When it comes to actually doing the studying and homework – I know, this by far the worst part – it does come back to time management. I believe you can create time for yourself out of almost everywhere. I make a point to go home and grab a half-hour nap between the end of school and the beginning of my work shift, and I consider that to be my “break”. When I get home from work, I give myself another 20 minutes and then knock my homework out. It is important to hold yourself to limits. When you sit down to take a break after school, look at the clock and say to yourself: I will start my homework at 4:00, and then do it. When you break the pattern once and say “just 15 more minutes” you’ll then find it much easier to do that again and again, and you’ll lose control over getting your work done. It’s like getting the vacuuming done before your mom gets home; you know she’ll yell at you to finish it if you don’t, so you might as well just get it done.
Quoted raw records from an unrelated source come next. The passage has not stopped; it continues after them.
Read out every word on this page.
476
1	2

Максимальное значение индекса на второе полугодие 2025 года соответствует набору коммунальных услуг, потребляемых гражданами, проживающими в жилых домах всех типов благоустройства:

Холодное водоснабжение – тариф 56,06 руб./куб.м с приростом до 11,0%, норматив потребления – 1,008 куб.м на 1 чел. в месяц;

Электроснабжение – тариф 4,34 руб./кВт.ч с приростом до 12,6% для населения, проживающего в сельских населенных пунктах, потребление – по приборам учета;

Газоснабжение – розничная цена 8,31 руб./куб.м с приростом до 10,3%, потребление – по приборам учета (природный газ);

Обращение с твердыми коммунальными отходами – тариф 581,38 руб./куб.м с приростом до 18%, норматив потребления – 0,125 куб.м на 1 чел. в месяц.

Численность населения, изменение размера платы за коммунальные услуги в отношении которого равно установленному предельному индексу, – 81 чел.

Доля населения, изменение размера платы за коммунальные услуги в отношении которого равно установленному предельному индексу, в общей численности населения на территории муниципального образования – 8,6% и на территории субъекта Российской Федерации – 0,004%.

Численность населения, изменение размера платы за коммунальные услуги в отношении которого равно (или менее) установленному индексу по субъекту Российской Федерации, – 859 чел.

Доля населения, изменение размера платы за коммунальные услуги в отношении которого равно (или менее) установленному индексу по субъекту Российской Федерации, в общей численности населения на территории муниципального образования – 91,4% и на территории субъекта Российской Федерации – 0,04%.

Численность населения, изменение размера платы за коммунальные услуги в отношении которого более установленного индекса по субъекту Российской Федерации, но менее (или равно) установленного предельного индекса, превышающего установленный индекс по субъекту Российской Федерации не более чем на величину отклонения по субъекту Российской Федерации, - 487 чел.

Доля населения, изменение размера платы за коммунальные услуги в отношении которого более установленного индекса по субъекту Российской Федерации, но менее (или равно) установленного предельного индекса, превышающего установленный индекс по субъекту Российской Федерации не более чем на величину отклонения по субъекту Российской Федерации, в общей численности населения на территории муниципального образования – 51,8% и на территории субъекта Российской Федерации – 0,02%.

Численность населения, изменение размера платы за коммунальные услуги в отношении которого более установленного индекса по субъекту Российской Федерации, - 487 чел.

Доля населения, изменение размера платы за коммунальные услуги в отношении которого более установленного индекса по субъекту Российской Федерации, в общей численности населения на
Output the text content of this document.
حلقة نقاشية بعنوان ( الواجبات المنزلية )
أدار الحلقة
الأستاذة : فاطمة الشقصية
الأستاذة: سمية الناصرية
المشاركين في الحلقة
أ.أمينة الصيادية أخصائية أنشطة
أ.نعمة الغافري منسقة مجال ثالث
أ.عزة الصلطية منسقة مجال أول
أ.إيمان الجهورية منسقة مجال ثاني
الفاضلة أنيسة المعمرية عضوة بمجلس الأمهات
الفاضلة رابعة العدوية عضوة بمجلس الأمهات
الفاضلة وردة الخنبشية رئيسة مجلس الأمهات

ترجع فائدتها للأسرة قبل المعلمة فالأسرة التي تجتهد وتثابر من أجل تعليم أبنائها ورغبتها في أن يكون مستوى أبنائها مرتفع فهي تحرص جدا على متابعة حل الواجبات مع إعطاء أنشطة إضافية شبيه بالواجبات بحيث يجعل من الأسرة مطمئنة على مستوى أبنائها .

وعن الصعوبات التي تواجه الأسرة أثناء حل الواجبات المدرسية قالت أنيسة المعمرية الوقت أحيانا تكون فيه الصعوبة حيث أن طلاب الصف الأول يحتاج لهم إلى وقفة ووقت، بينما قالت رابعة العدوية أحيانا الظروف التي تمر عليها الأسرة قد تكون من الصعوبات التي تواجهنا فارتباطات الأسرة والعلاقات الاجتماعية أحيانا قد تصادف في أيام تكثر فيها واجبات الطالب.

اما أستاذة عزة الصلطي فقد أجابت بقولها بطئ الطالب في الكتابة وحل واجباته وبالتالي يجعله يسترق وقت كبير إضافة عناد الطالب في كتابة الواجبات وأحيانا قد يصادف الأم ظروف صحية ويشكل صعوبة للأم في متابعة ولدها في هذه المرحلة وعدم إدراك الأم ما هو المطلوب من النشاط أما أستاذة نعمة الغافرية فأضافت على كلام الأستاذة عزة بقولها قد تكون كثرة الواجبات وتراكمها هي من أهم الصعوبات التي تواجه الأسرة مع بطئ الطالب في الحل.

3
The only problem is that it’s entirely you that is doing the regulating, so you have to be careful not to burn yourself out while making sure everything is done. Like I told Stressed with School,  you have to get your work done as it comes, so you don’t end up in overwhelming yourself. Try and find healthy ways to regulate yourself, maybe turn YouTube into your reward for getting your homework done, or make more constant work like chapter readings enjoyable in some way. I used to hate reading chapters for APUSH until I discovered an audiobook of the textbook, and colored on my phone while I listened to it, making the assignment feel like fun. You’ve got this, keep going!